大语言模式是翻译质量的最新评估者</s> (Large Language Models Are State-of-the-Art Evaluators of Translation Quality) - 专知论文

会员服务 ·

0

state-of-the-art · 语言模型化 · MoDELS · Prompt · Seven ·

2023 年 2 月 28 日

Large Language Models Are State-of-the-Art Evaluators of Translation Quality

翻译：大语言模式是翻译质量的最新评估者

Tom Kocmi,Christian Federmann

from arxiv, 10 pages, 8 tables, one figure

We describe GEMBA, a GPT-based metric for assessment of translation quality, which works both with a reference translation and without. In our evaluation, we focus on zero-shot prompting, comparing four prompt variants in two modes, based on the availability of the reference. We investigate seven versions of GPT models, including ChatGPT. We show that our method for translation quality assessment only works with GPT 3.5 and larger models. Comparing to results from WMT22's Metrics shared task, our method achieves state-of-the-art accuracy in both modes when compared to MQM-based human labels. Our results are valid on the system level for all three WMT22 Metrics shared task language pairs, namely English into German, English into Russian, and Chinese into English.

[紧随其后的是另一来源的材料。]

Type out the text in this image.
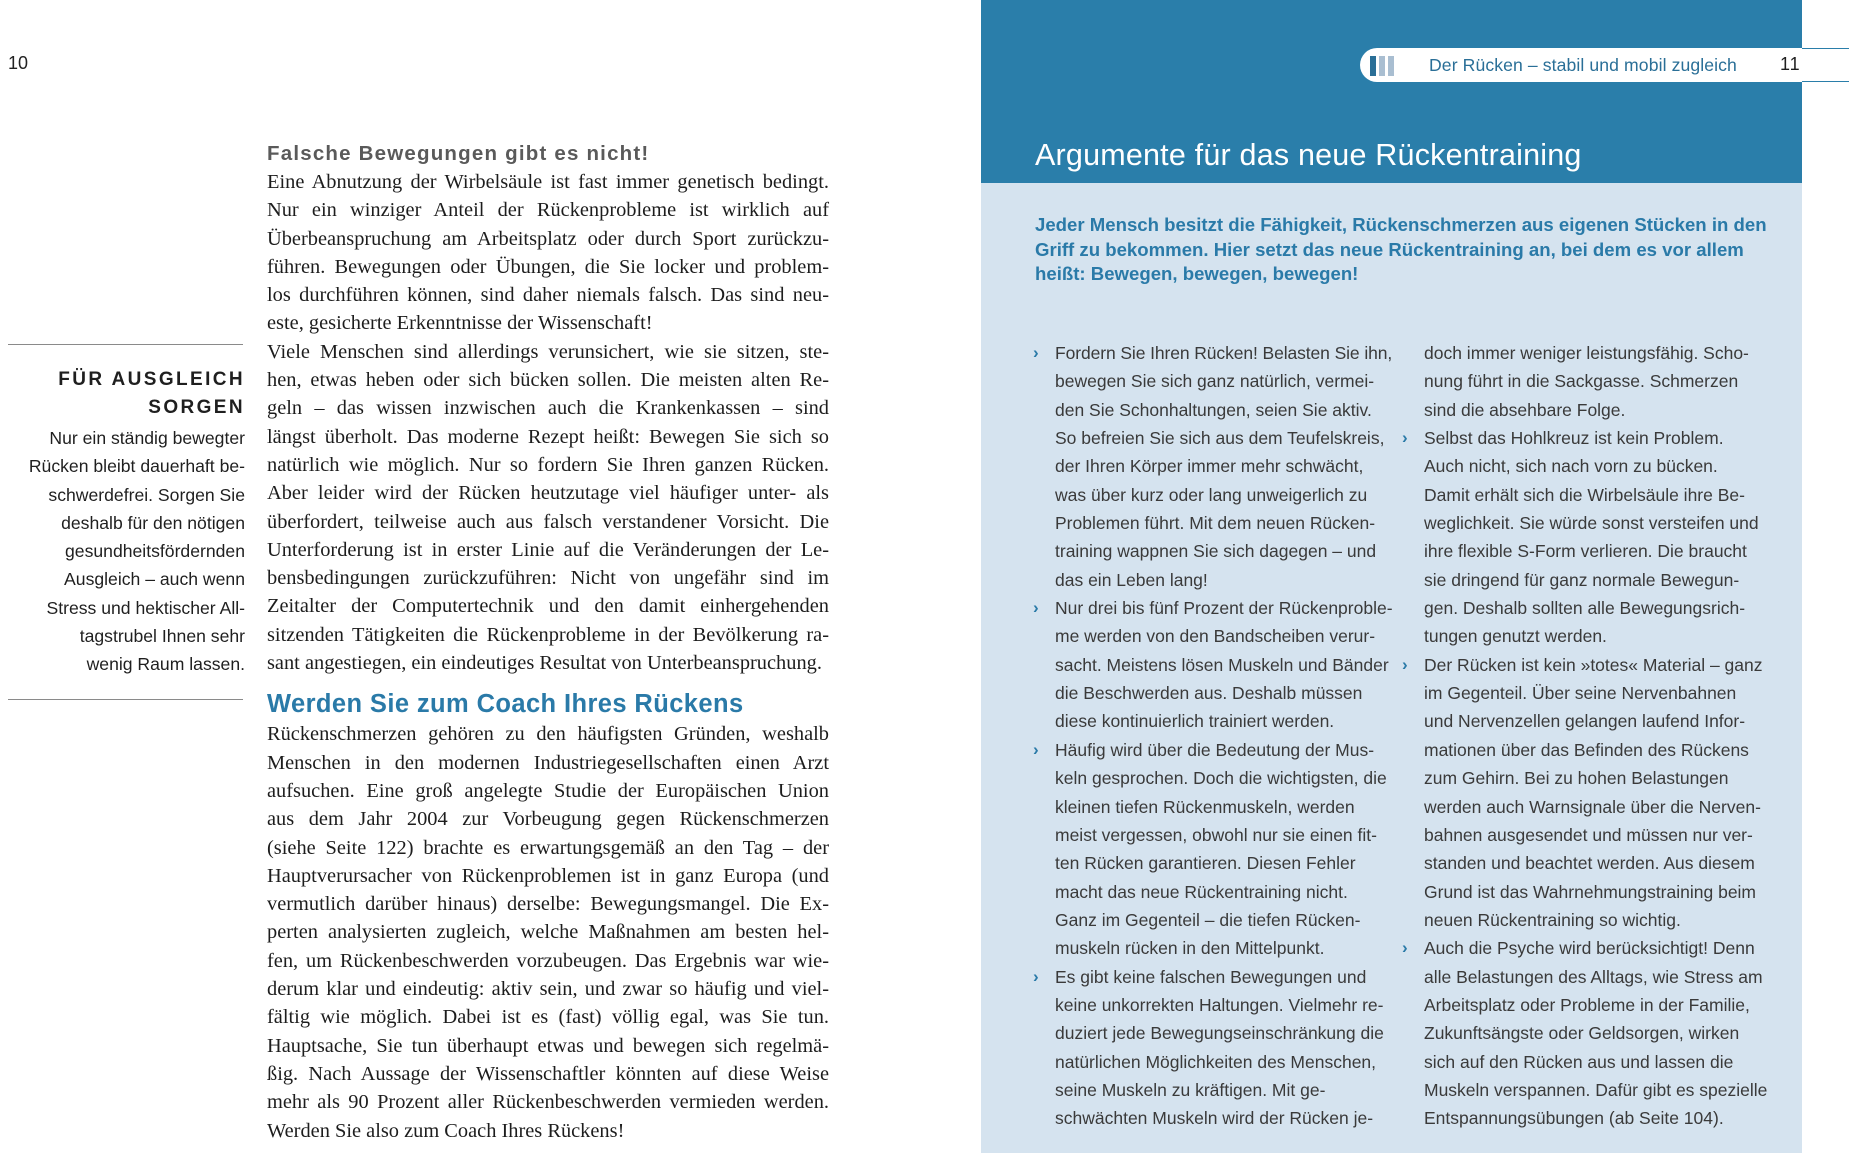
10
FÜR AUSGLEICH
SORGEN
Nur ein ständig bewegter
Rücken bleibt dauerhaft be-
schwerdefrei. Sorgen Sie
deshalb für den nötigen
gesundheitsfördernden
Ausgleich – auch wenn
Stress und hektischer All-
tagstrubel Ihnen sehr
wenig Raum lassen.
Falsche Bewegungen gibt es nicht!
Eine Abnutzung der Wirbelsäule ist fast immer genetisch bedingt.
Nur ein winziger Anteil der Rückenprobleme ist wirklich auf
Überbeanspruchung am Arbeitsplatz oder durch Sport zurückzu-
führen. Bewegungen oder Übungen, die Sie locker und problem-
los durchführen können, sind daher niemals falsch. Das sind neu-
este, gesicherte Erkenntnisse der Wissenschaft!
Viele Menschen sind allerdings verunsichert, wie sie sitzen, ste-
hen, etwas heben oder sich bücken sollen. Die meisten alten Re-
geln – das wissen inzwischen auch die Krankenkassen – sind
längst überholt. Das moderne Rezept heißt: Bewegen Sie sich so
natürlich wie möglich. Nur so fordern Sie Ihren ganzen Rücken.
Aber leider wird der Rücken heutzutage viel häufiger unter- als
überfordert, teilweise auch aus falsch verstandener Vorsicht. Die
Unterforderung ist in erster Linie auf die Veränderungen der Le-
bensbedingungen zurückzuführen: Nicht von ungefähr sind im
Zeitalter der Computertechnik und den damit einhergehenden
sitzenden Tätigkeiten die Rückenprobleme in der Bevölkerung ra-
sant angestiegen, ein eindeutiges Resultat von Unterbeanspruchung.
Werden Sie zum Coach Ihres Rückens
Rückenschmerzen gehören zu den häufigsten Gründen, weshalb
Menschen in den modernen Industriegesellschaften einen Arzt
aufsuchen. Eine groß angelegte Studie der Europäischen Union
aus dem Jahr 2004 zur Vorbeugung gegen Rückenschmerzen
(siehe Seite 122) brachte es erwartungsgemäß an den Tag – der
Hauptverursacher von Rückenproblemen ist in ganz Europa (und
vermutlich darüber hinaus) derselbe: Bewegungsmangel. Die Ex-
perten analysierten zugleich, welche Maßnahmen am besten hel-
fen, um Rückenbeschwerden vorzubeugen. Das Ergebnis war wie-
derum klar und eindeutig: aktiv sein, und zwar so häufig und viel-
fältig wie möglich. Dabei ist es (fast) völlig egal, was Sie tun.
Hauptsache, Sie tun überhaupt etwas und bewegen sich regelmä-
ßig. Nach Aussage der Wissenschaftler könnten auf diese Weise
mehr als 90 Prozent aller Rückenbeschwerden vermieden werden.
Werden Sie also zum Coach Ihres Rückens!
Der Rücken – stabil und mobil zugleich 11
Argumente für das neue Rückentraining
Jeder Mensch besitzt die Fähigkeit, Rückenschmerzen aus eigenen Stücken in den
Griff zu bekommen. Hier setzt das neue Rückentraining an, bei dem es vor allem
heißt: Bewegen, bewegen, bewegen!
› Fordern Sie Ihren Rücken! Belasten Sie ihn,
bewegen Sie sich ganz natürlich, vermei-
den Sie Schonhaltungen, seien Sie aktiv.
So befreien Sie sich aus dem Teufelskreis,
der Ihren Körper immer mehr schwächt,
was über kurz oder lang unweigerlich zu
Problemen führt. Mit dem neuen Rücken-
training wappnen Sie sich dagegen – und
das ein Leben lang!
› Nur drei bis fünf Prozent der Rückenproble-
me werden von den Bandscheiben verur-
sacht. Meistens lösen Muskeln und Bänder
die Beschwerden aus. Deshalb müssen
diese kontinuierlich trainiert werden.
› Häufig wird über die Bedeutung der Mus-
keln gesprochen. Doch die wichtigsten, die
kleinen tiefen Rückenmuskeln, werden
meist vergessen, obwohl nur sie einen fit-
ten Rücken garantieren. Diesen Fehler
macht das neue Rückentraining nicht.
Ganz im Gegenteil – die tiefen Rücken-
muskeln rücken in den Mittelpunkt.
› Es gibt keine falschen Bewegungen und
keine unkorrekten Haltungen. Vielmehr re-
duziert jede Bewegungseinschränkung die
natürlichen Möglichkeiten des Menschen,
seine Muskeln zu kräftigen. Mit ge-
schwächten Muskeln wird der Rücken je-
doch immer weniger leistungsfähig. Scho-
nung führt in die Sackgasse. Schmerzen
sind die absehbare Folge.
› Selbst das Hohlkreuz ist kein Problem.
Auch nicht, sich nach vorn zu bücken.
Damit erhält sich die Wirbelsäule ihre Be-
weglichkeit. Sie würde sonst versteifen und
ihre flexible S-Form verlieren. Die braucht
sie dringend für ganz normale Bewegun-
gen. Deshalb sollten alle Bewegungsrich-
tungen genutzt werden.
› Der Rücken ist kein »totes« Material – ganz
im Gegenteil. Über seine Nervenbahnen
und Nervenzellen gelangen laufend Infor-
mationen über das Befinden des Rückens
zum Gehirn. Bei zu hohen Belastungen
werden auch Warnsignale über die Nerven-
bahnen ausgesendet und müssen nur ver-
standen und beachtet werden. Aus diesem
Grund ist das Wahrnehmungstraining beim
neuen Rückentraining so wichtig.
› Auch die Psyche wird berücksichtigt! Denn
alle Belastungen des Alltags, wie Stress am
Arbeitsplatz oder Probleme in der Familie,
Zukunftsängste oder Geldsorgen, wirken
sich auf den Rücken aus und lassen die
Muskeln verspannen. Dafür gibt es spezielle
Entspannungsübungen (ab Seite 104).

This provides a first glimpse into the usefulness of pre-trained, generative large language models for quality assessment of translations. We publicly release all our code and prompt templates used for the experiments described in this work, as well as all corresponding scoring results, to allow for external validation and reproducibility.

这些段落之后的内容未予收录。